1. Technical Field
The present invention relates to data processing and, in particular, to compiling and optimizing software code. Still more particularly, the present invention provides a method, apparatus, and program product for pinning internal slack nodes to improve instruction scheduling.
2. Description of Related Art
Instruction scheduling is a compiler optimization technique for reordering hardware instructions within a computer program to improve the speed that the program executes on a given computer hardware platform. Software pipelining is a compiler optimization technique for reordering hardware instructions within a given loop within a computer program being compiled to minimize the number of cycles required for each iteration of the loop. Specifically, software pipelining seeks to optimize code by overlapping execution of different iterations of the loop.
Modulo scheduling is a technique for performing software pipelining. For more information about software pipelining and modulo scheduling, see Muchnick, Stephen S, “Advanced Compiler Design and Implementation,” Morgan Kaufman, 1997, pp. 548-568. More specifically, modulo scheduling is an algorithm that selects a likely minimum number of cycles that the loop will execute in, often called the minimum initiation interval (II) and places instructions into a schedule of that size, wrapping instructions around the end of the loop into the next iteration(s) until all instructions are scheduled. If the loop fails, modulo scheduling iteratively increases the number of cycles, or II, of the loop and tries to find a schedule that works.
Swing modulo scheduling (SMS) is a specific modulo scheduling algorithm designed to place instructions into the schedule in such a way that the schedule is nearly optimal in number of cycles, length of schedule, and registers used. For more information on swing modulo scheduling, see Llosa et al., “Lifetime-Sensitive Modulo Scheduling in a Production Environment,” IEEE Transactions on Computers, vol. 50, no. 3, March 2001.

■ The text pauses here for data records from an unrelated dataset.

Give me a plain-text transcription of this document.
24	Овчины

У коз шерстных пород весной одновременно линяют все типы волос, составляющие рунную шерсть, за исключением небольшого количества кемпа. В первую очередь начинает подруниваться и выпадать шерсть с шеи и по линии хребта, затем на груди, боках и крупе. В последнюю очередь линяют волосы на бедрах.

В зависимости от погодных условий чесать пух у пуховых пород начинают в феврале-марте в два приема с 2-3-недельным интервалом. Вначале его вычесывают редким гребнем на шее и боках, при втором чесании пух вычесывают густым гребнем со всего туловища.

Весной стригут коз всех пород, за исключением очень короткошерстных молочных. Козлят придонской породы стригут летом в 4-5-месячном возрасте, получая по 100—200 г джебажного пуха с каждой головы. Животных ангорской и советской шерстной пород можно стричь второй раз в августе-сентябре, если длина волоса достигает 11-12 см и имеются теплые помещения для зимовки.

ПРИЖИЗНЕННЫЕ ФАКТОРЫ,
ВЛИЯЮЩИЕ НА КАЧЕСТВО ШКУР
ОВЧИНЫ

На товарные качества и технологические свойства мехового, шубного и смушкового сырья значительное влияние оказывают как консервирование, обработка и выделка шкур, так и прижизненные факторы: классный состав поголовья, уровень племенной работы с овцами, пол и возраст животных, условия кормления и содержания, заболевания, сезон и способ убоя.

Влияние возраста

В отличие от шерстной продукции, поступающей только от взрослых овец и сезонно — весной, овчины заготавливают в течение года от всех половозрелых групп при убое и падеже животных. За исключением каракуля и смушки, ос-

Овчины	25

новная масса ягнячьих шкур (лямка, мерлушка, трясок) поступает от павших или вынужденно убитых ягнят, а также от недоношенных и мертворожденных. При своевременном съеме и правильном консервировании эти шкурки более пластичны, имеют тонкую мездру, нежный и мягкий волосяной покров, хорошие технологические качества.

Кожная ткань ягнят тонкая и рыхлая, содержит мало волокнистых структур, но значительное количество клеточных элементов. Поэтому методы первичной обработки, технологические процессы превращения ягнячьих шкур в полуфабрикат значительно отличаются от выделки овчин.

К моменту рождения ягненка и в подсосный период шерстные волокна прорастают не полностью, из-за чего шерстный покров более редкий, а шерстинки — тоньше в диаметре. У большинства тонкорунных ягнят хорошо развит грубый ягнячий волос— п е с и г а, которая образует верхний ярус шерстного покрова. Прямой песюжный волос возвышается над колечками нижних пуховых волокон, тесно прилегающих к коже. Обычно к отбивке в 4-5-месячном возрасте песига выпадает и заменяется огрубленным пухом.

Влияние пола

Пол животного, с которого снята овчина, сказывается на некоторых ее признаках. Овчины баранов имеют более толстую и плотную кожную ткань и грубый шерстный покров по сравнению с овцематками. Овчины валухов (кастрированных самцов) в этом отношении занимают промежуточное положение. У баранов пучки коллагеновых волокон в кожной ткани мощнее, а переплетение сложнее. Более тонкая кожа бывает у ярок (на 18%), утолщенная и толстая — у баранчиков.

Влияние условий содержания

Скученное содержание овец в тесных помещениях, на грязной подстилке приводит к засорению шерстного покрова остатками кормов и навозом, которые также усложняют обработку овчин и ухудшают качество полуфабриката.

SMS comprises three steps. First, the SMS algorithm builds a data dependency graph (DDG) and performs analysis on the graph to calculate height, depth, earliest time, latest time, and slack of each node in the graph. Nodes in the graph correspond to instructions.

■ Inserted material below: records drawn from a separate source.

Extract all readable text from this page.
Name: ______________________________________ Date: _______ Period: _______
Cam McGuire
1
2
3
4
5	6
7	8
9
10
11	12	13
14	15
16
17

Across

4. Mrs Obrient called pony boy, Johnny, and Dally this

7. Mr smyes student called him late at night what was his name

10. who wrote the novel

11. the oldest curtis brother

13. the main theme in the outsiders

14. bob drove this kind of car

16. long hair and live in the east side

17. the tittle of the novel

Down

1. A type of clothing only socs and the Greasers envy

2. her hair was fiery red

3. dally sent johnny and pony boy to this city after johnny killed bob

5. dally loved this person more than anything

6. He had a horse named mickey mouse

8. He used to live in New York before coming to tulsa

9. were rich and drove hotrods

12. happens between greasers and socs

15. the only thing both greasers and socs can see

In the next step, the SMS algorithm orders the nodes in the graph. The ordering is performed based on the priority given to groups of nodes such that the ordering always grows out from a nucleus of nodes, rather than starting two groups of nodes and connecting them together. An important feature of this step is that the direction of the ordering works in both the forward and backward direction so that the nodes are added to the order that are both predecessors and successors of the nucleus of previously ordered nodes. When considering the first node, or when an independent section of the graph is finished, the next node to be ordered is selected from the pool of unordered nodes based on its priority using minimum earliest time for forward direction and maximum latest time for backward direction. Then, nodes that are predecessors and successors to the pool of nodes are added to the ordering such that whenever possible, nodes that are added only have predecessors or successors already ordered, not both. Pseudo code for the SMS algorithm can be found in Llosa et al., Id.
In the next step, the SMS algorithm schedules the nodes. This part of the algorithm is fairly straightforward. The algorithm examines the nodes in the order from the previous step and places each node as close as possible, while respecting scheduling latencies, to its predecessors or successors. Because the order can change direction freely between moving forward and backward, the scheduling step may be performed in the forward direction and the backward direction, placing nodes so that they are an appropriate number of cycles before successors or after predecessors.